Greece’s bailout inspectors are returning to Athens to seek changes to the country’s tax, pensions and labour market laws in a sign that the Greek prime minister, Alexis Tsipras, will give way to European pressure for deeper reforms.
His government agreed at a meeting of eurozone finance ministers on Monday to talks on big economic reforms in exchange for progress on releasing the next instalment of bailout funds. In return, Europe signalled a winding back of austerity measures for the struggling nation, in a move that could end a dispute between EU creditors and the International Monetary Fund over how to deal with Greece.
But the announcement sparked anger in Greece, where the main opposition party accused the government of caving in while the economy was weak.
“The government is celebrating the return of the institutions to Greece while the economy is sinking,” said the centre-right New Democracy group.
Senior EU officials promised economic pressures would be lifted. Pierre Moscovici, the European commissioner for economic affairs, said: “We need to show [the Greek people] that there is light at the end of the tunnel of austerity. Everyone has agreed on this fundamental principle.”
Officials from the European commission, the European Central Bank, the IMF and the European Stability Mechanism (EU bailout fund) will arrive in Athens “in the very short-term” to work with the Greek government on reforms to tax, pensions and labour markets, said Jeroen Dijsselbloem, the Dutch finance minister who chairs the Eurogroup.
Speaking after the meeting in Brussels, he said it was too early to make a decision on unlocking the next tranche of Greece’s €86bn (£73bn) bailout, but he hoped agreement on reforms would make a disbursal of funds possible.
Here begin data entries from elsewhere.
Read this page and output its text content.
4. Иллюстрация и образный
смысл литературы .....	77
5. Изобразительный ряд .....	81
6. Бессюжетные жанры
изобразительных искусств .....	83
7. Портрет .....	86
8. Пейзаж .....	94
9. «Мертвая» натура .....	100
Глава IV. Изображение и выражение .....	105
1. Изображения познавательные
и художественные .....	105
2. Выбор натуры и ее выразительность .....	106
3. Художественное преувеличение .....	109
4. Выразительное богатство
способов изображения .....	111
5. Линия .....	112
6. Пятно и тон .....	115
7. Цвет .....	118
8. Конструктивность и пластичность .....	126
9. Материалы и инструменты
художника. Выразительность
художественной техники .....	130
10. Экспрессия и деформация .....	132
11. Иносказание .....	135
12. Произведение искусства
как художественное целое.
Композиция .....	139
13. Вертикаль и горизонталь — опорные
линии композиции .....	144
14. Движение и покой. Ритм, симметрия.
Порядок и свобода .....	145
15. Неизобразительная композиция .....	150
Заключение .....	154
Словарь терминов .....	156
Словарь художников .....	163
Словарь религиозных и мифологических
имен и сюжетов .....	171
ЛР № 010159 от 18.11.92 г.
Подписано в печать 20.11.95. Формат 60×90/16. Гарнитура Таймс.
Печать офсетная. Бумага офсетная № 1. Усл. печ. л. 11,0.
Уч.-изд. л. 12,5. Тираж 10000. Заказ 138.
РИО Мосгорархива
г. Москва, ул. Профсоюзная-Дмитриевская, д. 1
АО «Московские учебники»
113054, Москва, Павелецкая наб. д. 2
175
Greece was represented at the meeting by its finance minister, Euclid Tsakalotos.
The return of the creditors to Athens has raised hopes they will agree among themselves on how to handle Greece’s debt mountain. The IMF has so far declined to get involved in the latest bailout because it believes that refusing to write off some of the Greek debt burden will crush Greece’s economic prospects. In contrast, the EU institutions argue that deferring repayment terms – rather than waiving payments – will allow the Greek economy to grow and pay its dues.